On July 1, the Tennessee Valley Authority (TVA) finished installing four new steam generators for the Watts Bar Unit 2 reactor, which was also refueled at that time following a roughly four-month outage that began in March. TVA had expected to finish the installation in May, but unspecified issues with the generators and bad weather complicated things, the authority said at the time.
Under an interagency agreement, Watts Bar Unit 2 began irradiating tritium for the Department of Energy’s National Nuclear Security Administration (NNSA) in 2021, joining Watts Bar Unit 1, which has irradiated tritium for U.S. nuclear weapons since 2003. The radioactive hydrogen isotope decays relatively rapidly and must be replaced regularly to keep the weapons at their designed destructive power.
Almost as soon as Watts Bar 2 started producing tritium, the reactor suffered from a string of bad luck and had as of Tuesday yet to reach its target tritium output. TVA has long known that Watts Bar 2 would need new generators this decade, but the authority had hoped to put off the installation until 2023. Instead, after a refueling outage in 2021 revealed the extent of the degradation to the generators, TVA wound up taking the reactor offline early.
In a 10-Q filing with the Securities and Exchange Commission, TVA said the bill for the new generators came to $548 million as of June 30, with another $47 million in expected expenses left for 2022.
NNSA is ramping up tritium production at the power plants — presently the weapons program’s only source of the relatively rapidly decaying, radioactive hydrogen isotope — to cope with the looming demands of the five major nuclear-weapon refurbishments scheduled for this decade. NNSA wants the two plants to produce 2,800 grams of tritium per cycle starting in fiscal year 2025, which begins Oct. 1 — substantially more than earlier estimates.

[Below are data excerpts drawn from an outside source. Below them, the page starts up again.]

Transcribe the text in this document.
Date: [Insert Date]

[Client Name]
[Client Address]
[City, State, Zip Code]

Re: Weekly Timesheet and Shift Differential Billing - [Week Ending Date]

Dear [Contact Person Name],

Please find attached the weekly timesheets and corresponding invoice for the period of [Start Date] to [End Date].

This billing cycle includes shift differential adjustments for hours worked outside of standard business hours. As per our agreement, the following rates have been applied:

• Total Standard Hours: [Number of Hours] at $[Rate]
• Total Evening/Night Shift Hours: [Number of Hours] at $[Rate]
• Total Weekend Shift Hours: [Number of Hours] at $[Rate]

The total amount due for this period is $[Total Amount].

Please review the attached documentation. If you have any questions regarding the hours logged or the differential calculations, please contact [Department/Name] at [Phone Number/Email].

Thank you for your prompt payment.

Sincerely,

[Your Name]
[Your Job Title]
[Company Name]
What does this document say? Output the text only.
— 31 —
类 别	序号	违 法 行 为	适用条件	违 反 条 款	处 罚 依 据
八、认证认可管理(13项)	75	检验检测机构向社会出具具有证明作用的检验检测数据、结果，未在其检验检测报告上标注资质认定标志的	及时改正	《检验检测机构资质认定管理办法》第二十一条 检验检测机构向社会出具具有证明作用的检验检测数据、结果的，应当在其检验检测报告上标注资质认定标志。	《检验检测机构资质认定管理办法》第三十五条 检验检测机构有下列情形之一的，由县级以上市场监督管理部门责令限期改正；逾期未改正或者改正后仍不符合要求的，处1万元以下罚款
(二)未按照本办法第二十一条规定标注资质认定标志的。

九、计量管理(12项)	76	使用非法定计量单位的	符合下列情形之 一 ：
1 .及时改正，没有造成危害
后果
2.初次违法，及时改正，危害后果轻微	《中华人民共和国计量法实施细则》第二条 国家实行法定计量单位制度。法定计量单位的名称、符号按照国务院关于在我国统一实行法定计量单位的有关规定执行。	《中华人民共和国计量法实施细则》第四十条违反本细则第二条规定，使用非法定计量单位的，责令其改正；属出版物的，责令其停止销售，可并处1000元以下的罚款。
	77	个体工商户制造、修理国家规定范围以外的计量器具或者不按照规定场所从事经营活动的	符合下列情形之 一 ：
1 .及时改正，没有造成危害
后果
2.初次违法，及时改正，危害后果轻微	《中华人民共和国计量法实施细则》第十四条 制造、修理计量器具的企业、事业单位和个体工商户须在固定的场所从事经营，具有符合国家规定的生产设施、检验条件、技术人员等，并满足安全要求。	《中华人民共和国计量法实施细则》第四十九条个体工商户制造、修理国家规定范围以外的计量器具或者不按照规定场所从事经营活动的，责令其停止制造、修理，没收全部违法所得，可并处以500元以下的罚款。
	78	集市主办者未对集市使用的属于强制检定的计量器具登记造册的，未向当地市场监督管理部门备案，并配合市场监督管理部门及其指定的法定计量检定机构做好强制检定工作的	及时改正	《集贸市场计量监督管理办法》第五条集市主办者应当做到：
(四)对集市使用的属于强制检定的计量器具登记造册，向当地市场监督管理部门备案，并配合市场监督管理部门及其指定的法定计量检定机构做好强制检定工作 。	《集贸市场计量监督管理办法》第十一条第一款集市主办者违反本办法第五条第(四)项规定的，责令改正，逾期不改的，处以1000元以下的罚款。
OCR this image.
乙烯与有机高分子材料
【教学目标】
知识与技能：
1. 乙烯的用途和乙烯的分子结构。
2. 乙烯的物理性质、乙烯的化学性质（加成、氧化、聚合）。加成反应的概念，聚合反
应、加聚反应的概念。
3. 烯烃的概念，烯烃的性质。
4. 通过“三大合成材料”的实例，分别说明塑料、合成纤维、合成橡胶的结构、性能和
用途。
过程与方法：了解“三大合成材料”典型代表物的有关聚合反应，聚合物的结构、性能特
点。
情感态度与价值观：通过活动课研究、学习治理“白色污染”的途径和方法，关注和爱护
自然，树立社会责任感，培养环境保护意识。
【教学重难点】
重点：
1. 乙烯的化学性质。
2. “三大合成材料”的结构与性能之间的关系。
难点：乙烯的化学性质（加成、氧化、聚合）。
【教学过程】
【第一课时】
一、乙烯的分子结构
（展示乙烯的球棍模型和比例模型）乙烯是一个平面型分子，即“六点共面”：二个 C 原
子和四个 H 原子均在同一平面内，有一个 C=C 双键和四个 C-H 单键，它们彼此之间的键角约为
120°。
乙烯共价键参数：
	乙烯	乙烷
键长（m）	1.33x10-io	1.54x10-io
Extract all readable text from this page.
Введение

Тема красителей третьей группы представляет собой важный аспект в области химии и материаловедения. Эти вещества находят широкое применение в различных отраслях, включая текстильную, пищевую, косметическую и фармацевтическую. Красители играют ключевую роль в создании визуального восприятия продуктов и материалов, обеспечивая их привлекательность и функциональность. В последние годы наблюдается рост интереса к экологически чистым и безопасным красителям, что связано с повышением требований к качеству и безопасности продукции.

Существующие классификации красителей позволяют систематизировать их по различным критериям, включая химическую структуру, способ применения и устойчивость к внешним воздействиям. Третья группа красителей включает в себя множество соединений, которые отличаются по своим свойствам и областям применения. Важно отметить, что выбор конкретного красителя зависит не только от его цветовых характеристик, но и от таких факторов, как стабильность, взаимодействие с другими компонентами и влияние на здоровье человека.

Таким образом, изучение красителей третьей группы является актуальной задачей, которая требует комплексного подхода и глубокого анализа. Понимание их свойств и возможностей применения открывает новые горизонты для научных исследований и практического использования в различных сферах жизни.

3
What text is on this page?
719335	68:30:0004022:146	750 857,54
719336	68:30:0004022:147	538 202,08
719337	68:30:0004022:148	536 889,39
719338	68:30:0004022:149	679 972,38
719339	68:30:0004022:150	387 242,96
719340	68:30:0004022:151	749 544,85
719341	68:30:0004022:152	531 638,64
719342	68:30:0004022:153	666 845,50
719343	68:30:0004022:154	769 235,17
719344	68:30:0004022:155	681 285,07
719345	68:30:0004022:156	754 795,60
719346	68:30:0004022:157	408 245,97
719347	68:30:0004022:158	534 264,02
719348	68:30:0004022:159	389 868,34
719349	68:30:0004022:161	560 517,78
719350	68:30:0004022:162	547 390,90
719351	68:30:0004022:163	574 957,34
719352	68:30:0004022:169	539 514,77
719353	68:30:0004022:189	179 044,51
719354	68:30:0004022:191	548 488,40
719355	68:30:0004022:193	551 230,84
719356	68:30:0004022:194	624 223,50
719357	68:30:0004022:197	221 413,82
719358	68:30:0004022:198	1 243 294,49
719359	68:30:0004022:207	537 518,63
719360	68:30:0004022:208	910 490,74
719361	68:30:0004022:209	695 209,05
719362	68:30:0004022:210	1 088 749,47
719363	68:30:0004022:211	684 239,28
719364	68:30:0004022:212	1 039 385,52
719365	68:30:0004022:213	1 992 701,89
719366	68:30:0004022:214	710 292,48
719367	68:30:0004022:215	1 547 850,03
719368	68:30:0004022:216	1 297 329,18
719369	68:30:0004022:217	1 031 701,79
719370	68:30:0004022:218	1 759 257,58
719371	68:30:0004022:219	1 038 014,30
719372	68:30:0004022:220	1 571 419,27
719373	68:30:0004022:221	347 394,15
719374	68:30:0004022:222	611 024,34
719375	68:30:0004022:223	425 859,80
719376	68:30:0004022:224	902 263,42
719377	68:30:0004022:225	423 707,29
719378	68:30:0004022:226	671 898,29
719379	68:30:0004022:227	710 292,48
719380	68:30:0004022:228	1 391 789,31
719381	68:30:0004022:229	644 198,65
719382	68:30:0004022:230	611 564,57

In an emergency, TVA’s Sequoya reactors could also be used to produce tritium, though TVA in its latest 10-Q said it “does not have plans to employ Sequoyah units for tritium production in the near term.” The agency has used that language, or similar language, for about the past seven years. Prior to that, according to a 10-K filing from 2015, the agency thought it could “meet the DOE and the DOD [Department of Defense] tritium requirements using Watts Bar Unit 1 while maintaining Sequoyah reactors as backups.”